Libano, Hezbollah e il prezzo della prudenza

Il Giornale, 28 maggio 2026
Scuote la testa il cittadino del Kibbutz Misgav Am, in Alta Galilea, racconta di un drone esploso accanto all’asilo d’infanzia del suo villaggio. “Solo per un miracolo non c’era nessuno dentro” dice “Ma questo non evita che le famiglie coi bambini piccoli, che non possono altro che stare coi bambini e quindi non vivono più, se ne siano andate o progettino il trasferimento. Qui devi tutto il tempo guardare il cielo, e scappare nel rifugio. Se c’è un drone nel cielo di Tel Aviv succede il finimondo, ma qui al nord è la norma” Dunque le dichiarazioni di Netanyahu “Stiamo intensificando le operazioni in Libano”, l’allargamento della posizione dell’IDF oltre la linea gialla degli otto chilometri per bloccare missili e droni, per distruggere gallerie attrezzate per la guerra e l’invasione, il rafforzamento della zona cuscinetto insieme alle incursioni decise da due giorni che arrivano a Tiro ma non si spingono a Beirut... tutto questo non placa il grido di un Paese che lungo tutto il suo confine del nord è bombardato, sgomberato, perseguitato.
Il Capo di Stato maggiore Eyal Zamir ha detto senza peli sulla lingua bisogna andare a Beirut e farsi rispettare perché Hezbollah sia costretto a osservare il cessate il fuoco del 15 maggio, prolungato di 45 giorni, ribadito dagli USA perché è una condizione indispensabile per continuare le trattative con l’Iran. Sembra lontana la speranza che Joseph Aoun realizzi il suo stesso desiderio di eliminare quel cancro, quello Stato nello Stato, che ha succhiato al Libano ogni forza e possibilità di pace. Aoun ha cercato di cacciare Mohamed Reza Sheibani, l’ambasciatore iraniano, dopo aver notato le sue continue interferenze nella politica libanese. Ma l’Iran ha conferito soldi e di armi agli hezbollah persino mentre si dibatte nella miseria e nella guerra. Hezbollah è la sua arma segreta, è il mezzo per tenere ferma Israele dato che è la condizione della trattativa con Trump: Israele può solo, quale che sia il suo evidente interesse, mantenere coi denti l’ atteggiamento di difesa attiva contro gli attacchi, queesto è permesso, in una situazione tuttavia estrema in cui la gente grida aiuto da confine, non può dormire ne sostentarsi e si muore. Domenica un soldato di 19 anni colpito da un drone, Nehoray Leizer, è stato seppellito nella disperazione dei suoi cari, il giorno avanti un altro ragazzo, Noam Hamburger, ha fatto la stessa fine, dall’inizio della tregua si sono avuti, 11 morti. E i droni che arrivano con un ronzio sottile non si possono fermare, hanno fatto anche venti feriti durante la tregua.

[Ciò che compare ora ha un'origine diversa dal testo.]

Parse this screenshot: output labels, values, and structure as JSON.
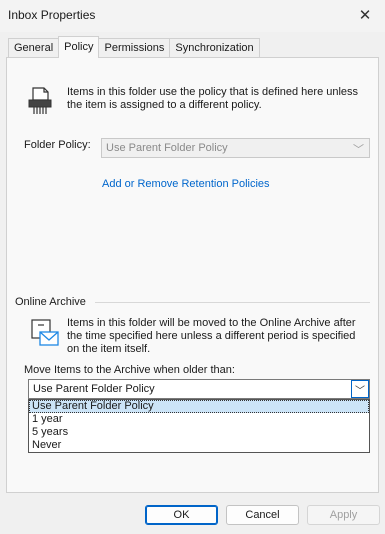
{
  "window": {
    "title": "Inbox Properties",
    "close_glyph": "✕"
  },
  "tabs": [
    {
      "label": "General"
    },
    {
      "label": "Policy"
    },
    {
      "label": "Permissions"
    },
    {
      "label": "Synchronization"
    }
  ],
  "policy": {
    "description": "Items in this folder use the policy that is defined here unless the item is assigned to a different policy.",
    "folder_policy_label": "Folder Policy:",
    "folder_policy_value": "Use Parent Folder Policy",
    "retention_link": "Add or Remove Retention Policies",
    "icon": "shredder-icon"
  },
  "online_archive": {
    "section_label": "Online Archive",
    "description": "Items in this folder will be moved to the Online Archive after the time specified here unless a different period is specified on the item itself.",
    "icon": "mail-archive-icon",
    "move_label": "Move Items to the Archive when older than:",
    "selected_value": "Use Parent Folder Policy",
    "options": [
      {
        "label": "Use Parent Folder Policy"
      },
      {
        "label": "1 year"
      },
      {
        "label": "5 years"
      },
      {
        "label": "Never"
      }
    ]
  },
  "buttons": {
    "ok": "OK",
    "cancel": "Cancel",
    "apply": "Apply"
  },
  "colors": {
    "link": "#0066cc",
    "accent": "#0064c8",
    "selection": "#cce4f7"
  }
}
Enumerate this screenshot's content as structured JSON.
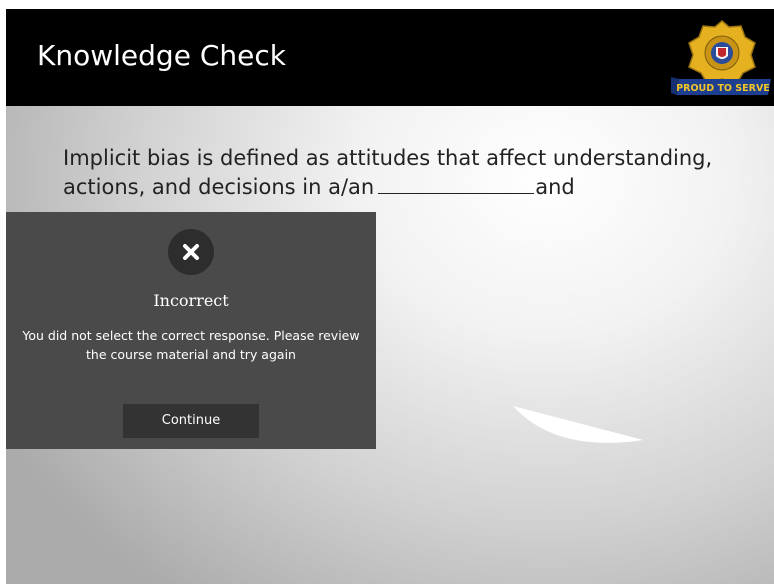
{
  "header": {
    "title": "Knowledge Check",
    "badge": {
      "ribbon_text": "PROUD TO SERVE",
      "icon": "police-badge-icon"
    }
  },
  "question": {
    "line1": "Implicit bias is defined as attitudes that affect understanding,",
    "line2_start": "actions, and decisions in a/an",
    "line2_end": "and"
  },
  "feedback": {
    "icon": "close-icon",
    "title": "Incorrect",
    "message": "You did not select the correct response. Please review the course material and try again",
    "continue_label": "Continue"
  },
  "colors": {
    "header_bg": "#000000",
    "panel_bg": "#4a4a4a",
    "button_bg": "#333333",
    "badge_gold": "#e6b121",
    "ribbon_blue": "#1e3f8f"
  }
}
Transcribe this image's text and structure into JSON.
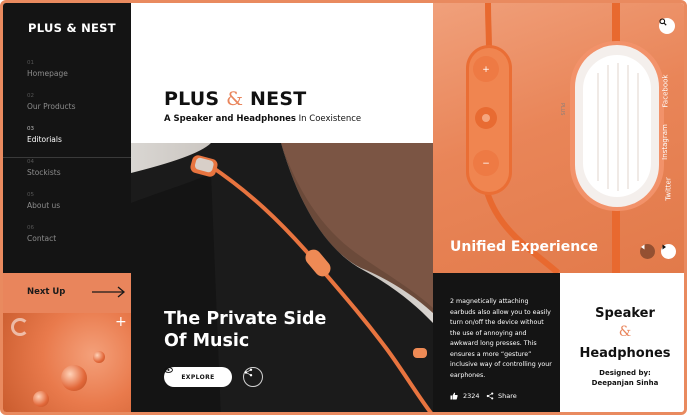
{
  "brand": "PLUS & NEST",
  "nav": [
    {
      "num": "01",
      "label": "Homepage",
      "active": false
    },
    {
      "num": "02",
      "label": "Our Products",
      "active": false
    },
    {
      "num": "03",
      "label": "Editorials",
      "active": true
    },
    {
      "num": "04",
      "label": "Stockists",
      "active": false
    },
    {
      "num": "05",
      "label": "About us",
      "active": false
    },
    {
      "num": "06",
      "label": "Contact",
      "active": false
    }
  ],
  "next_up": {
    "label": "Next Up"
  },
  "hero": {
    "title_part1": "PLUS ",
    "title_amp": "&",
    "title_part2": " NEST",
    "subtitle_bold": "A Speaker and Headphones",
    "subtitle_rest": " In Coexistence"
  },
  "feature": {
    "title_line1": "The Private Side",
    "title_line2": "Of Music",
    "explore_label": "EXPLORE"
  },
  "product": {
    "caption": "Unified Experience",
    "social": [
      "Facebook",
      "Instagram",
      "Twitter"
    ],
    "device_text": "PLUS"
  },
  "description": {
    "text": "2 magnetically attaching earbuds also allow you to easily turn on/off the device without the use of annoying and awkward long presses. This ensures a more “gesture” inclusive way of controlling your earphones.",
    "likes": "2324",
    "share_label": "Share"
  },
  "spec": {
    "word1": "Speaker",
    "amp": "&",
    "word2": "Headphones",
    "designed_by": "Designed by:",
    "designer": "Deepanjan Sinha"
  },
  "colors": {
    "accent": "#e9855c",
    "dark": "#141414"
  }
}
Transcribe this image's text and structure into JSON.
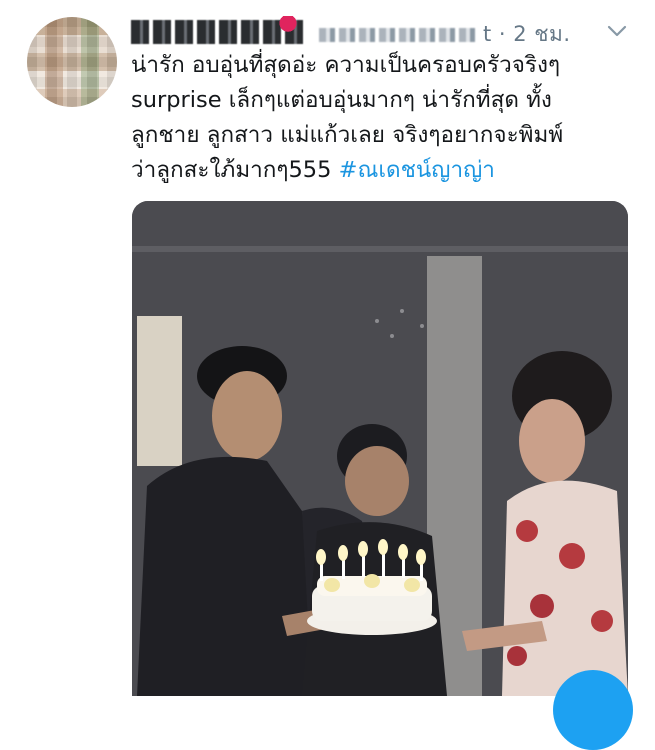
{
  "tweet": {
    "timestamp": "t · 2 ชม.",
    "text_lines": [
      "น่ารัก อบอุ่นที่สุดอ่ะ ความเป็นครอบครัวจริงๆ",
      "surprise เล็กๆแต่อบอุ่นมากๆ  น่ารักที่สุด ทั้ง",
      "ลูกชาย ลูกสาว แม่แก้วเลย จริงๆอยากจะพิมพ์",
      "ว่าลูกสะใภ้มากๆ555 "
    ],
    "hashtag": "#ณเดชน์ญาญ่า"
  },
  "icons": {
    "more": "chevron-down-icon",
    "author_avatar": "avatar",
    "compose": "compose-fab"
  },
  "colors": {
    "hashtag": "#1b95e0",
    "meta": "#657786",
    "fab": "#1da1f2"
  }
}
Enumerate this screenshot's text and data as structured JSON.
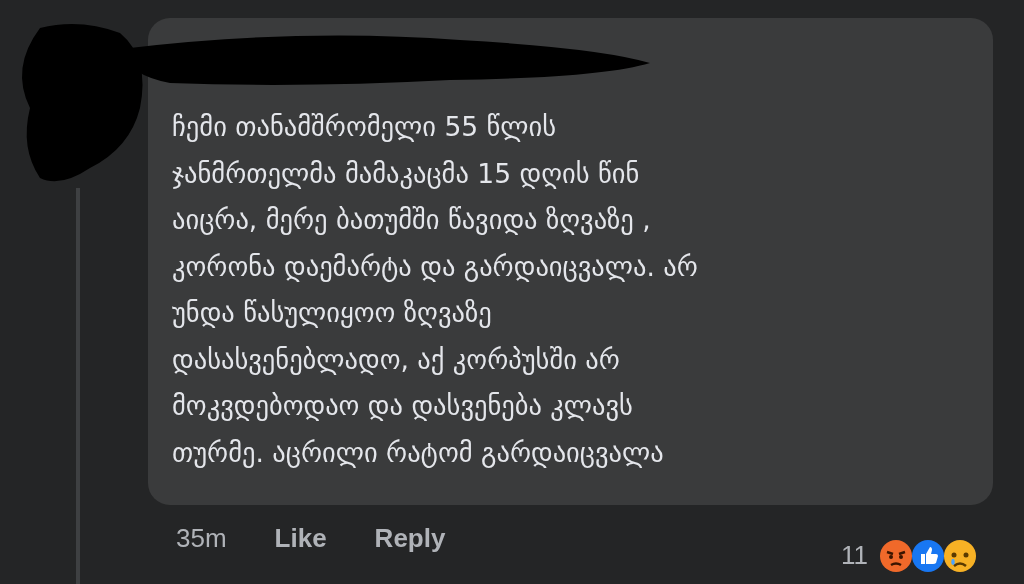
{
  "comment": {
    "text": "ჩემი თანამშრომელი 55 წლის\nჯანმრთელმა მამაკაცმა 15 დღის წინ\nაიცრა, მერე ბათუმში წავიდა ზღვაზე ,\nკორონა დაემარტა და გარდაიცვალა.  არ\nუნდა წასულიყოო ზღვაზე\nდასასვენებლადო, აქ კორპუსში არ\nმოკვდებოდაო და დასვენება კლავს\nთურმე. აცრილი რატომ გარდაიცვალა"
  },
  "footer": {
    "time": "35m",
    "actions": [
      "Like",
      "Reply"
    ],
    "reaction_count": "11",
    "reactions": [
      {
        "kind": "angry"
      },
      {
        "kind": "like"
      },
      {
        "kind": "sad"
      }
    ]
  }
}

Solo prevenendo si potrebbe, ma questo comporta azioni sulle sedi del potere di Hezbollah, oppure su centri sensibili che convincano il governo finalmente a usare l’esercito per disarmare Hezbollah. Israele, a destra e a sinistra, non può accettare che approfittando della tregua e delle mani legate dalla trattativa di Trump con l’Iran che il nord sia l’ennesima pecora al macello della storia ebraica. Ma Bibi non può certo pagare il costo di una frizione eccessiva con Trump, specie in questo momento di incertezza in cui Israele vuole soprattutto una conclusione che preveda soprattutto la consegna dell’uranio arricchito. L’opposizione sull’abbraccio paralizzante di Trump, Benny Gantz dal centro politico esprime un sentimento comune quando chiede di colpire Beirut, la sinistra insiste, dentro il governo la destra dura si mostra il petto mentre Netanyahu deve stare cauto e concentrato, nonostante sia lui il primo che ha stabilito la svolta di prevenzione e azione, svolta vittoriosa,contro la “conceptia” che ha impedito di vedere che arrivava il 7 ottobre. Ma adesso il Libano è un nodo su cui converge il rapporto con Trump e il grande futuro; è notevole che si giochi il rischio di caduta di consenso, mentre partono le fanfare della prossima campagna elettorale. La sua cautela sarà giocata contro di lui, che deve affrontare il grande problema “Libano” guardando non solo a Nord, ma a tutti i punti cardinali.